If Colorado were to approve a carbon tax, as some local activists are urging, it would not only be the first of its kind in the nation, but it would represent a major change in taxing philosophy in the state.
Colorado has some incentive taxes, which encourage people to do a “good” thing, like buy an energy saving vehicle. But in general state taxes are designed to raise revenues, not to accomplish social or economic goals.
But a carbon tax would be exactly that: An effort to use the tax structure not simply to raise revenues, but also to accomplish a social goal, the reduction of greenhouse gas emissions. This use of tax policy is common at the federal level, but rarer among the states.Coloradans are notoriously sensitive about taxes of any kind. The proponents of the carbon tax initiative — the Colorado Carbon Tax Initiative, led by School of Mines Prof. J. Thomas McKinnon — have carefully crafted their proposal so that it is “revenue neutral.” Under the proposal, a carbon tax would not raise additional money for the state, nor would it cost taxpayers more than they’re already paying.
For instance, while a driver would pay more for gasoline, he’d pay less in sales or income taxes or some other levy. The more carbon-based fuel one used, the more he or she would pay.
As the tax increased, the cost of using conventional fuels would rise. Eventually, they’d reach the point where other sources — wind, solar, biomass — would be cheaper. A carbon tax would affect all fuels across the board, but the one hit the hardest would be coal.
After a very short period of levying a tax of $6 per metric ton of carbon per year — about ten years — Colorado Carbon Tax Initiative economic modeler Sue Radford says wind power becomes cheaper than coal-fired power plants. “This will kill coal, like that,” she says, snapping her fingers.

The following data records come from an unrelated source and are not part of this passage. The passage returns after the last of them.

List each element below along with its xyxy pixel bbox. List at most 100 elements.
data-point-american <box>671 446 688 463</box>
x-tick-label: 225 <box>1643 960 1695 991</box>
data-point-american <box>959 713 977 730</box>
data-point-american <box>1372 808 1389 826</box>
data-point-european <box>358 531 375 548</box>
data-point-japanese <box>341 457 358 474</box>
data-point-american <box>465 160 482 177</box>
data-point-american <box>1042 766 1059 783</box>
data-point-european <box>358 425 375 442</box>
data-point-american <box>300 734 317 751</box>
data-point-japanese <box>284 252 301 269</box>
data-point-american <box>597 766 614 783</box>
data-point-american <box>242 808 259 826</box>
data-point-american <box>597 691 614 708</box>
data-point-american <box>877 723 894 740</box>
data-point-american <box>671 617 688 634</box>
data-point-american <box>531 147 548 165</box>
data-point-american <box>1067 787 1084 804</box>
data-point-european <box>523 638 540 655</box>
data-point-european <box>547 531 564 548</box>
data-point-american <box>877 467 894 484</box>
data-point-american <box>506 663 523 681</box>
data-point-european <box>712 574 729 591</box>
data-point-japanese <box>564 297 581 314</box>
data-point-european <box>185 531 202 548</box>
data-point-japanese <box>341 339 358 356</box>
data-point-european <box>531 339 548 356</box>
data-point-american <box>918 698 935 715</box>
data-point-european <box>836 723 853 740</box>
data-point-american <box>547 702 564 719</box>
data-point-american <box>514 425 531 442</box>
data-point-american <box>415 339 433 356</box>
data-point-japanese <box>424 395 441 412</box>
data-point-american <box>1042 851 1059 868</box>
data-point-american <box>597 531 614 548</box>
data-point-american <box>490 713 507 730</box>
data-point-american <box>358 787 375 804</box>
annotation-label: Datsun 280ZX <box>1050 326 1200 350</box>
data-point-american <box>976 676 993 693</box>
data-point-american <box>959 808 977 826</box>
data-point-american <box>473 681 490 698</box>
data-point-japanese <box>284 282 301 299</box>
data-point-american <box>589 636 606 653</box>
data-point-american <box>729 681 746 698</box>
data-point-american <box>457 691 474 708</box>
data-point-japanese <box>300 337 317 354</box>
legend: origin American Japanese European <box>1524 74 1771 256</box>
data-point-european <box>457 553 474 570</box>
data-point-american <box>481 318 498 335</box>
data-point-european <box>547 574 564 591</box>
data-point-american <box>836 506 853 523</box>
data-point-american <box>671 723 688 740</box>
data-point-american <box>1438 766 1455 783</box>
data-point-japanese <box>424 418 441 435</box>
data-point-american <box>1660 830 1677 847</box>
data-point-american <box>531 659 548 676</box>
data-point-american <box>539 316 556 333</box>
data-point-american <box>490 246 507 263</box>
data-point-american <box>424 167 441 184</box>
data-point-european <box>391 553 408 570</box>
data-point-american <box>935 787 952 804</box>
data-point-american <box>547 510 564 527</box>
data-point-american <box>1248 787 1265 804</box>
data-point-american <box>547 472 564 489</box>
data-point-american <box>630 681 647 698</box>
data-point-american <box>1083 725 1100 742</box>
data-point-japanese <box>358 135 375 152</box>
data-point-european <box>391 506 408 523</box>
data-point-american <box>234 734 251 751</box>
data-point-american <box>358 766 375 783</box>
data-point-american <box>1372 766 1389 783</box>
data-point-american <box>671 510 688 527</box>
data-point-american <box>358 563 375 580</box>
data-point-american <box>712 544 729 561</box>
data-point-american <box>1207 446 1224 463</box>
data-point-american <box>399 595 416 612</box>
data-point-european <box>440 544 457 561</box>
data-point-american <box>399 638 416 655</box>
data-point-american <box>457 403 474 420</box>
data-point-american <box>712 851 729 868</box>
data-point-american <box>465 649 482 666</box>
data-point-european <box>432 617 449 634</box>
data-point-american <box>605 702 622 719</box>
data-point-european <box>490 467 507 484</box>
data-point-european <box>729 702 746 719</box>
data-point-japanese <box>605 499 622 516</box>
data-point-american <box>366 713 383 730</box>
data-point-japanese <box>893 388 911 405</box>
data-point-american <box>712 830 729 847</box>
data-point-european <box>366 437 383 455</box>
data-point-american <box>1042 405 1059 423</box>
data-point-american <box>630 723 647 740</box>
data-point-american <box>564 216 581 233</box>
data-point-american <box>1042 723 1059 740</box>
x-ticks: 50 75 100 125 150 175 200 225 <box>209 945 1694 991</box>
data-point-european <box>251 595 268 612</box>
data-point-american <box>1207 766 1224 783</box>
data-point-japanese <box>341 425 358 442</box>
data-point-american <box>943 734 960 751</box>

Which makes it unlikely to be popular in the traditional energy markets. “You’re not going to have new coal plants,” she says. “It will make renewable energy into the Wild West.” Coal would be most affected because it spews the most carbon dioxide into the atmosphere.
As far as I know, there haven’t been any polls in Colorado to measure the likely public acceptance of a carbon tax. The nonprofit group Resources for the Future and the British magazine New Scientist (full disclosure: I occasionally write for New Scientist) conducted a national poll released last month to evaluate the American public’s willingness to pay the costs of dealing with climate change. Their poll included questions about a carbon tax.
Unsurprisingly, when costs were low, clear majorities of Americans were willing to pay to address climate change. More surprisingly, though, half of the people surveyed said they were willing to see their monthly electricity bill rise by 80 percent to address climate change.
But the option of a carbon tax policy did not fare so well. While economists and politicians like to use market-based mechanisms to achieve complex goals, the person-in-the-street prefers old-fashioned regulation. Not only was the carbon tax unpopular, but a cap-and-trade policy –which is included in just about every bill currently before Congress to deal with climate change — was equally unpopular.
People’s attitude toward traditional government regulation is like a professional hockey player’s attitude toward his helmet. No, really, it is. Stick with me on this.
In 1972, Harvard University Professor T.C. Schelling wrote a seminal economics paper entitled “Hockey Helmets, Concealed Weapons, and Daylight Saving: A Study of Binary Choices with Externalities.” He started it off thus:
Shortly after Teddy Green of the Bruins took a hockey stick in his brain, Newsweek (October 6, 1969) commented, “Players will not adopt helmets by individual choice for several reasons. Chicago star Bobby Hull cites the simplest factor: “Vanity.” But many players honestly believe that helmets will cut their efficiency and put them at a disadvantage, and others fear the ridicule of opponents. The use of helmets will spread only through fear caused by injuries like Green’s — or through a rule making them mandatory.
One player summed up the feelings of many: “It’s foolish not to wear a helmet. But I don’t — because the other guys don’t. I know that’s silly, but most of the players feel the same way. If the league made us do it, though, we’d all wear them and nobody would mind.”
In other words, as long as everybody has to do it, it seems fair. Traditional regulation accomplishes this evenhandedness because the regulations apply to everyone. In a market-based solution, people who have enough money can evade the restrictions simply because they have enough money to do so.
Most people who are looking into dealing with climate change are calling for a goal of an 80 percent reduction in global carbon emissions by the year 2050. It will come as no surprise that achieving this (if it’s possible at all) may be costly, especially to providers of conventional fuels that are primarily responsible for the emissions in the first place.
According to the “2007 Colorado Greenhouse Gas Inventory,” the state is currently responsible for 117.7 million metric tons of carbon dioxide emissions annually. 87.7 million of those tons, about 75 percent, are from three sectors: electrical generation (42.9 mmt); non-aviation transportation (24.8 mmt); and residential, commercial and industrial oil and natural gas use (20.0 mmt).